A Kurt se le nublan los ojos. Siento una punzada de culpabilidad, pero la mano de Layla en mi hombro me tranquiliza. Esto es necesario. A medida que el hechizo hace efecto, los pensamientos de Kurt se nublan y sus recuerdos se desvanecen. Me retiro de su mente, dejándole con una sensación de confusión, pero sin un recuerdo claro de lo que acaba de ocurrir.
Lentamente, retiro mis manos de las de Layla y nuestras mentes se desconectan. La miro a los ojos y veo cómo se enciende en ellos una chispa de amor. Kael asiente en señal de aprobación, su presencia nos recuerda que estamos unidos. Juntos hemos protegido nuestro secreto, pero ¿a qué precio?

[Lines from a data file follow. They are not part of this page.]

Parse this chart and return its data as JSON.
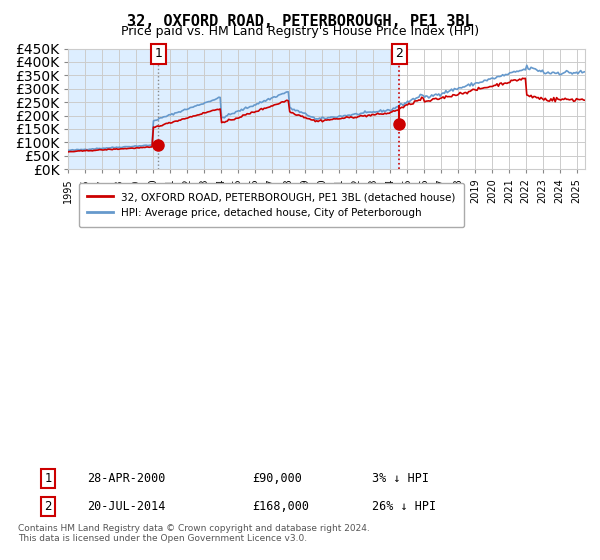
{
  "title": "32, OXFORD ROAD, PETERBOROUGH, PE1 3BL",
  "subtitle": "Price paid vs. HM Land Registry's House Price Index (HPI)",
  "legend_line1": "32, OXFORD ROAD, PETERBOROUGH, PE1 3BL (detached house)",
  "legend_line2": "HPI: Average price, detached house, City of Peterborough",
  "annotation1_label": "1",
  "annotation1_date": "28-APR-2000",
  "annotation1_price": "£90,000",
  "annotation1_hpi": "3% ↓ HPI",
  "annotation2_label": "2",
  "annotation2_date": "20-JUL-2014",
  "annotation2_price": "£168,000",
  "annotation2_hpi": "26% ↓ HPI",
  "footer": "Contains HM Land Registry data © Crown copyright and database right 2024.\nThis data is licensed under the Open Government Licence v3.0.",
  "red_color": "#cc0000",
  "blue_color": "#6699cc",
  "bg_fill_color": "#ddeeff",
  "sale1_year": 2000.32,
  "sale1_price": 90000,
  "sale2_year": 2014.55,
  "sale2_price": 168000,
  "ylim": [
    0,
    450000
  ],
  "xlim_start": 1995.0,
  "xlim_end": 2025.5
}
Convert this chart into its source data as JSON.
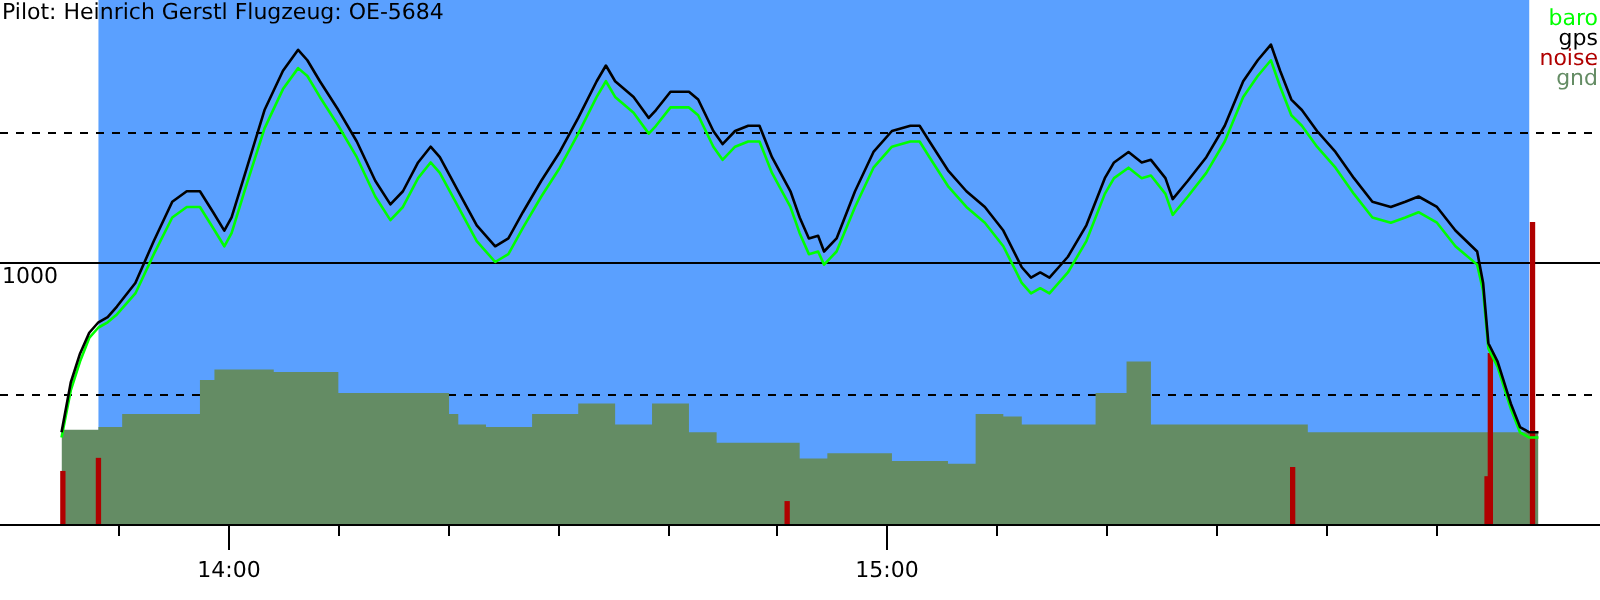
{
  "chart_data": {
    "type": "line",
    "title": "Pilot: Heinrich Gerstl Flugzeug: OE-5684",
    "xlim": [
      13.748,
      15.989
    ],
    "ylim": [
      0,
      2000
    ],
    "xticks": [
      {
        "value": 13.8333,
        "label": null
      },
      {
        "value": 14,
        "label": "14:00"
      },
      {
        "value": 14.1667,
        "label": null
      },
      {
        "value": 14.3333,
        "label": null
      },
      {
        "value": 14.5,
        "label": null
      },
      {
        "value": 14.6667,
        "label": null
      },
      {
        "value": 14.8333,
        "label": null
      },
      {
        "value": 15,
        "label": "15:00"
      },
      {
        "value": 15.1667,
        "label": null
      },
      {
        "value": 15.3333,
        "label": null
      },
      {
        "value": 15.5,
        "label": null
      },
      {
        "value": 15.6667,
        "label": null
      },
      {
        "value": 15.8333,
        "label": null
      }
    ],
    "yticks": [
      {
        "value": 500,
        "label": null
      },
      1000,
      {
        "value": 1500,
        "label": null
      }
    ],
    "grid": "y",
    "legend": "top right",
    "marker": "none",
    "line_style": "solid",
    "bands": [
      {
        "axis": "x",
        "from": 13.804,
        "to": 15.975,
        "color": "#5aa0ff"
      }
    ],
    "ref_lines": [
      {
        "axis": "y",
        "value": 1000,
        "color": "#000000",
        "line_style": "solid"
      }
    ],
    "x": [
      13.748,
      13.762,
      13.776,
      13.79,
      13.804,
      13.818,
      13.832,
      13.86,
      13.888,
      13.916,
      13.938,
      13.958,
      13.978,
      13.995,
      14.006,
      14.028,
      14.056,
      14.084,
      14.107,
      14.121,
      14.14,
      14.168,
      14.196,
      14.224,
      14.247,
      14.266,
      14.289,
      14.308,
      14.322,
      14.35,
      14.378,
      14.406,
      14.426,
      14.448,
      14.476,
      14.504,
      14.532,
      14.56,
      14.574,
      14.588,
      14.616,
      14.639,
      14.65,
      14.672,
      14.7,
      14.714,
      14.737,
      14.751,
      14.77,
      14.79,
      14.807,
      14.826,
      14.854,
      14.868,
      14.882,
      14.896,
      14.905,
      14.924,
      14.952,
      14.98,
      15.008,
      15.036,
      15.05,
      15.065,
      15.093,
      15.121,
      15.149,
      15.177,
      15.205,
      15.219,
      15.233,
      15.247,
      15.261,
      15.275,
      15.303,
      15.331,
      15.345,
      15.367,
      15.387,
      15.401,
      15.423,
      15.434,
      15.457,
      15.485,
      15.513,
      15.541,
      15.563,
      15.583,
      15.597,
      15.614,
      15.63,
      15.653,
      15.681,
      15.709,
      15.737,
      15.765,
      15.787,
      15.807,
      15.835,
      15.863,
      15.896,
      15.905,
      15.913,
      15.927,
      15.947,
      15.961,
      15.975,
      15.989
    ],
    "series": [
      {
        "name": "baro",
        "color": "#00ff00",
        "values": [
          330,
          510,
          620,
          710,
          750,
          770,
          800,
          880,
          1030,
          1170,
          1210,
          1210,
          1130,
          1060,
          1110,
          1290,
          1510,
          1660,
          1740,
          1710,
          1630,
          1520,
          1400,
          1250,
          1160,
          1210,
          1320,
          1380,
          1340,
          1210,
          1080,
          1000,
          1030,
          1130,
          1250,
          1360,
          1490,
          1630,
          1690,
          1630,
          1570,
          1490,
          1520,
          1590,
          1590,
          1560,
          1440,
          1390,
          1440,
          1460,
          1460,
          1340,
          1210,
          1110,
          1030,
          1040,
          990,
          1040,
          1210,
          1360,
          1440,
          1460,
          1460,
          1400,
          1290,
          1210,
          1150,
          1060,
          920,
          880,
          900,
          880,
          920,
          960,
          1080,
          1260,
          1320,
          1360,
          1320,
          1330,
          1260,
          1180,
          1250,
          1340,
          1460,
          1630,
          1710,
          1770,
          1670,
          1560,
          1520,
          1440,
          1360,
          1260,
          1170,
          1150,
          1170,
          1190,
          1150,
          1060,
          990,
          890,
          670,
          600,
          440,
          350,
          330,
          330
        ]
      },
      {
        "name": "gps",
        "color": "#000000",
        "values": [
          350,
          540,
          650,
          730,
          770,
          790,
          830,
          920,
          1080,
          1230,
          1270,
          1270,
          1190,
          1120,
          1170,
          1350,
          1580,
          1730,
          1810,
          1770,
          1690,
          1580,
          1460,
          1310,
          1220,
          1270,
          1380,
          1440,
          1400,
          1270,
          1140,
          1060,
          1090,
          1190,
          1310,
          1420,
          1550,
          1690,
          1750,
          1690,
          1630,
          1550,
          1580,
          1650,
          1650,
          1620,
          1500,
          1450,
          1500,
          1520,
          1520,
          1400,
          1270,
          1170,
          1090,
          1100,
          1040,
          1090,
          1270,
          1420,
          1500,
          1520,
          1520,
          1460,
          1350,
          1270,
          1210,
          1120,
          980,
          940,
          960,
          940,
          980,
          1020,
          1140,
          1320,
          1380,
          1420,
          1380,
          1390,
          1320,
          1240,
          1310,
          1400,
          1520,
          1690,
          1770,
          1830,
          1730,
          1620,
          1580,
          1500,
          1420,
          1320,
          1230,
          1210,
          1230,
          1250,
          1210,
          1120,
          1040,
          920,
          690,
          620,
          460,
          370,
          350,
          350
        ]
      },
      {
        "name": "noise",
        "type": "bar",
        "color": "#b00000",
        "x": [
          13.75,
          13.804,
          14.849,
          15.616,
          15.911,
          15.916,
          15.98
        ],
        "values": [
          200,
          250,
          85,
          215,
          180,
          650,
          1150
        ]
      },
      {
        "name": "gnd",
        "type": "area",
        "color": "#648c64",
        "x": [
          13.748,
          13.804,
          13.84,
          13.958,
          13.98,
          14.07,
          14.168,
          14.336,
          14.35,
          14.392,
          14.462,
          14.532,
          14.588,
          14.644,
          14.7,
          14.742,
          14.868,
          14.91,
          15.008,
          15.093,
          15.135,
          15.177,
          15.205,
          15.317,
          15.364,
          15.401,
          15.639,
          15.681,
          15.989
        ],
        "values": [
          310,
          360,
          370,
          420,
          550,
          590,
          580,
          500,
          420,
          380,
          370,
          420,
          460,
          380,
          460,
          350,
          310,
          250,
          270,
          240,
          230,
          420,
          410,
          380,
          500,
          620,
          380,
          350,
          350
        ]
      }
    ]
  }
}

Mi corazón se siente oprimido por una mezcla de emociones: alivio, gratitud y una pizca de inquietud.
Destino.
La palabra resuena en mi mente como un mantra. Estoy destinado a ser rey, pero el peso de esa responsabilidad amenaza a veces con engullirme y aplastarme. El miedo me araña el corazón, su gélido agarre me retuerce dolorosamente. ¿Soy realmente digno de este destino? ¿Y si fracaso? ¿Podré realmente guiar a mi pueblo con sabiduría y justicia?
Despedimos a Kurt sin que se entere de lo que acaba de ocurrirle. Layla y Kael siguen planeando, pero mi mente no deja de pensar en las responsabilidades que tengo por delante.
¿Y si no puedo llevar a mi pueblo a la prosperidad y la paz? Sólo soy un granuja, por el amor de Dios. La mano de Layla roza la mía, un firme recordatorio de su apoyo. Percibe mi agitación, mi angustia, y mi miedo responde. Parece que no puedo librarme de la sensación de incapacidad.